通知・公告後も口座の持ち主から連絡がなく、新しい取引もされていない場合は、金融機関が定めた日に対象の口座が休眠口座になります。
休眠口座の対象となる預金の金額には特に条件がありません。つまり、いくらお金を預けているかに関係なく、10年間でまったく利用がない場合は休眠口座になる可能性があります。
休眠口座の復活や解約、預金の引き出しはできる?
休眠預金等活用法の休眠預金になった口座のお金は、預金保険機構というところへ移管されたあと、民間の公益活動に活用されます。
とはいえ、自分のお金を取り上げられてしまうというわけではありません。休眠預金になったあとでも、預金保険機構は口座の持ち主が現れたときに備えて準備金を用意しておくことになっていますので、金融機関で手続きをすればいつでもお金を払い戻すことができます。
手続きを踏めば再びその口座を利用できますし、もう使わないのであれば解約することも可能です。
手続きは金融機関の窓口で行います。通帳やキャッシュカード、届出印、本人確認書類など、口座と持ち主の情報がわかるものを持っていきましょう。詳しい手続き方法は各金融機関に確認してください。
10年以内なら口座は放置しても問題ない?
休眠預金等活用法では、10年間で1度でも利用実績がある口座は休眠預金にはなりません。

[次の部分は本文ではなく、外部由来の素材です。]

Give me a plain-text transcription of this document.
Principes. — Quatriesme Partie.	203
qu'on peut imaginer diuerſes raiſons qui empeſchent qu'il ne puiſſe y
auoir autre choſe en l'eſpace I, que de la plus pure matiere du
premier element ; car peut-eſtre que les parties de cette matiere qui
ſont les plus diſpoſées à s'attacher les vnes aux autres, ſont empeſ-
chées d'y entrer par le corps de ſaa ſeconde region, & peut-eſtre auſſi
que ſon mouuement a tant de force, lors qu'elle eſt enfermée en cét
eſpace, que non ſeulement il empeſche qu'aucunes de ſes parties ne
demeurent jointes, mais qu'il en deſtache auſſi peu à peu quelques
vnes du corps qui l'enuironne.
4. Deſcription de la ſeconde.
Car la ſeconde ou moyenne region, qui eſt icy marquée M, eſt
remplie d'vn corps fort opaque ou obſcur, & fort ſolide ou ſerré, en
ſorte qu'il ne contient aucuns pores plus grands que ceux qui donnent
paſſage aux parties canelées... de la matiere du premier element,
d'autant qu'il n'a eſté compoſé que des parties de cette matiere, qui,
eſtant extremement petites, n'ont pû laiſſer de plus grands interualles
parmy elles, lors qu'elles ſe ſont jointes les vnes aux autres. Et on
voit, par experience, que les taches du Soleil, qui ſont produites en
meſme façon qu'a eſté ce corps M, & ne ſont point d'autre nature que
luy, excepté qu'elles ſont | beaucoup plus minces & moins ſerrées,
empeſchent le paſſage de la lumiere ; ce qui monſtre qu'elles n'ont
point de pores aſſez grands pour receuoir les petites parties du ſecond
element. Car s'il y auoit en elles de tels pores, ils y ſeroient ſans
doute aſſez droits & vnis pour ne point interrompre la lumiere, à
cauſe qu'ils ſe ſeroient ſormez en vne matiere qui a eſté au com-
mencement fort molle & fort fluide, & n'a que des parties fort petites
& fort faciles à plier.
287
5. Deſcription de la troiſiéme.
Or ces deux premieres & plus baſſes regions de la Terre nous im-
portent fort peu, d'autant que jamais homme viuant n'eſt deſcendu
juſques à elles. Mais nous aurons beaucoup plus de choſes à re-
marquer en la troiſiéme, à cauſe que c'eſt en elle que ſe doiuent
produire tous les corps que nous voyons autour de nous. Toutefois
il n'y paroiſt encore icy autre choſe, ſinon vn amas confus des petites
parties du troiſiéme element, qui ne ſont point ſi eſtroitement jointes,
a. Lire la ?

ただしこれは預金保険機構に移されることがないというだけで、各金融機関のルールによってはキャッシュカードや通帳などが利用できなくなっている可能性もあります。
中には数年間取引がないと口座維持手数料を課す銀行もあります。りそな銀行は、2004年以降に開設した口座で、口座残高が1万円に満たず、かつ2年以上取引のない預金口座に対して、年間1,320円の管理手数料を課すことにしました。
実はここ数年、超低金利政策により銀行の収益力が大幅に低下してしまったことから、多くの銀行で口座維持手数料を導入しようとする流れが出てきています。
この、りそな銀行の対応は口座維持手数料の先駆けといえますが、2019年には、三菱UFJ銀行が将来的に口座維持手数料を導入する計画があることを発表しました。また2020年に入ってからは、山梨中央銀行や栃木銀行といった地銀も、2年以上利用がない口座に対して、未使用口座管理手数料を導入すると報道されています。
メガバンクである三菱UFJ銀行が手数料の導入に言及したことで、他の銀行も追随する流れが加速していると言えるでしょう。
現在の日本では、基本的に多くの金融機関で口座を無料で開設することができ、維持するためのお金もかかりませんが、将来的にはどの金融機関でも口座維持手数料がかかるようになってくるかもしれません。
休眠口座になってしまう口座は、本人も存在を忘れてしまっていることが大半です。将来無駄な手数料を払うことのないよう、使う予定のない銀行は解約するようにしましょう。